What if I say to you…..I have need of some people to help me tomorrow to do some work here at the church. And I’ll give each of you who shows up these 10 $100 bills. The day will go like this. You get here by 8, and I’ll have some bagels and donuts with coffee to start off with. Then we’ll do some paperwork for a few hours, and one of you will take some Starbucks orders and we’ll take a Starbucks break mid-morning. Before lunch, we’ll spend some more time doing some research and filling out some paperwork. You can have an hour and a half for lunch. Then we’ll spend the rest of the afternoon finishing up the research and paperwork, and I’ll have you done by 5pm. So that’s the deal. How many of you would like to spend the day working on paperwork for $1000? Let’s see the hands go up if you’re interested?

  1. That’s great. Oh, wait a minute. I forgot to mention one thing. I forgot to tell you that the day I have described, where you get paid the 10 $100 bills, would be your last day on earth. Your life would be over at the end of that day.

Now, how many of you would be interested in those 10 $100 bills? No takers? It’s no surprise.

Who would sell the last day of their life for a measly $1000? If you know it’s going to be the last day of your life, you want to spend it doing something other than storing up money on earth. But wait a minute! How do you know tomorrow is NOT going to be the last day of your life? Each one of us will have a last day of life, and no one knows when that will be. How do you know it isn’t tomorrow? And if every day could be your last day, why would you sell it so cheaply to store up the currency of earth when you could be shoring up your soul with the currency of heaven? And what coinage is that?

It’s the coinage of love. It’s the coinage of connection. It’s the coinage of relationships.

It is, after all, all about relationships—with God, with yourself, with each other, and with creation.


Based on the Story Lectionary

Major Text

King Solomon and Love’s Justice (1 Kings 3:16-28)

Jesus’ Parable of the Rich Fool and Warnings to His Disciples and Others as Told by Luke (12)

Minor Text

Abraham and God Discuss Sodom and Gomorrah’s Lack of Loyal People (Genesis 18)

Stay Loyal and True to the Lord Your God (Deuteronomy 8)

Psalm 24: Receive the Blessings of the Lord

Psalm 62: Those Who Set Their Hearts on God Will Be Rewarded

Proverbs 23: The Deceptiveness of Wealth and Sin

The Lord of Abundance Will Judge Those Who Have Turned Away and Bless Those Who are Loyal (Malachi 3)

God’s Warning to Jerusalem Sister of Sodom Who Does Not Care for its Poor (Ezekiel 16)

The Warning of Material Corruption and the Bid to Save Many for God (James 5)

Paul Calls Disciples to Live in the Spirit and Not of the Law (Galatians 5)

The Bid to Focus on God and Not on Material Wealth (1 Timothy 6)
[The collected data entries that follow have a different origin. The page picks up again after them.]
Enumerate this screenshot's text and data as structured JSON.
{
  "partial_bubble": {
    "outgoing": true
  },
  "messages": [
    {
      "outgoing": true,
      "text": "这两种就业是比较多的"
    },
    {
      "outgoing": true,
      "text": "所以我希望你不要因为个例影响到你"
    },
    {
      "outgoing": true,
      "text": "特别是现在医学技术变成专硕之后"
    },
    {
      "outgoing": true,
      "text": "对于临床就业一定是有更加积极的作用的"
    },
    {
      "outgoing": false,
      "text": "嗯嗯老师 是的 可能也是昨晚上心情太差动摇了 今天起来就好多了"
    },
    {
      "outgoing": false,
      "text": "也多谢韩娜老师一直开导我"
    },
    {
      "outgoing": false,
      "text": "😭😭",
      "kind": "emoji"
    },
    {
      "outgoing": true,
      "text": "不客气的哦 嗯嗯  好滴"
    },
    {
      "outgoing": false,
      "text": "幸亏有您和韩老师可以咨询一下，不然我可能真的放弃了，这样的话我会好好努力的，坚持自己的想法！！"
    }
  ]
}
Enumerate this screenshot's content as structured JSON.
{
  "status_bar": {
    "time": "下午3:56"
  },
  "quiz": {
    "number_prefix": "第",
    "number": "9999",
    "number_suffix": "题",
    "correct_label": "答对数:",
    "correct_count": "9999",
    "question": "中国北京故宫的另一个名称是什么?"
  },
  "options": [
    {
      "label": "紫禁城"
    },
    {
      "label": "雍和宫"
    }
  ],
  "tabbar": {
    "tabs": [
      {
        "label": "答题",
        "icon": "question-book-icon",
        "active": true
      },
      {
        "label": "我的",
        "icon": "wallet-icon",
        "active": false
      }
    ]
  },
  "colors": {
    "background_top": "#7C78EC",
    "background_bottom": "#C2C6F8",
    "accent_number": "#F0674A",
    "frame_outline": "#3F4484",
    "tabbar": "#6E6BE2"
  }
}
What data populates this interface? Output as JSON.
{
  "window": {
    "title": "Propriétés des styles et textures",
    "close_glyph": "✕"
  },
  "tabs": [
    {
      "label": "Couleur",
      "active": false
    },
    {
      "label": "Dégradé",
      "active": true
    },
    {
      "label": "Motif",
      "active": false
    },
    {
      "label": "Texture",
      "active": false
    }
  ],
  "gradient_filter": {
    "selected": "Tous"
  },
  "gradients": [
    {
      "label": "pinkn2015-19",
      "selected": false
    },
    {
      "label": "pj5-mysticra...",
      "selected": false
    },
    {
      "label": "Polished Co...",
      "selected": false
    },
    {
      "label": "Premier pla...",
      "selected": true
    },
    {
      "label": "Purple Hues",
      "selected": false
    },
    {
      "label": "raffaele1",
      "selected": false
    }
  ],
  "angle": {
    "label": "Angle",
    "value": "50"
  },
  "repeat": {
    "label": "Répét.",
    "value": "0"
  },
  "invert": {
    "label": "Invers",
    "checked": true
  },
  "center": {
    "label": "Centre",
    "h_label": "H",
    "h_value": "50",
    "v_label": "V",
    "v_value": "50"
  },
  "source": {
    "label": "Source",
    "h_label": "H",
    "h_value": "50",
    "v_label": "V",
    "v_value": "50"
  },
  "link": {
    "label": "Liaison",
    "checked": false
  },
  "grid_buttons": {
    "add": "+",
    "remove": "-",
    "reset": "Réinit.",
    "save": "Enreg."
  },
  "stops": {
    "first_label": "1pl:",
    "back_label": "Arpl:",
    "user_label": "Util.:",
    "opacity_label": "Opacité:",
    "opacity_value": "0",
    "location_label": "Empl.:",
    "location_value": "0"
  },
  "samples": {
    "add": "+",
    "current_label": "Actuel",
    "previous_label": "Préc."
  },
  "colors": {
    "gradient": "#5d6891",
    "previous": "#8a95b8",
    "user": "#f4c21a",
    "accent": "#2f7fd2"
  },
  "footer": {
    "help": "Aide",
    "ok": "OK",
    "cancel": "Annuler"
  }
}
Image Exegesis: Wealth, Sin, Loyalty, and Diamonds in the Rough

The image of the silo is important in this story. A silo separates and hides away. It protects but also sanctions away. It is a symbol of control and ownership. The Church sometimes can become a silo, in which the idea of “ownership” supercedes the reality that the Church belongs to God and is open and available to all people.

Once we ascribe to an “ownership” model, we lose sight quickly of our mission to the world. Wealth can feed that idea of ownership. When we pour money into the church, we can expect also to “own” a piece of it. It’s very hard for us to give without expectation of return on investment.

But that’s exactly what God calls us to do. We are called to a Church not based in the concept of ownership but in the concept of trusteeship. And we are to “hand out” that sustenance and food of the Gospel to all people who will hear it and receive it. The “food” of Jesus is not ours to hoard away but is a gift we must share.

For God, relationships are paramount. I like to think in the choice of the lullaby, All the Pretty Horses, this week, that one day our world can live a dream of unity –with “dapples and greys, pintos, and bays” all living together in the great “field” of God under the shining Light of the Son.

Our world right now needs more dreamers. Healers and dreamers. Everyone wants to be a prophet. But it takes courage to heal and to dream God’s dream for the world….and to follow that dream to fruition.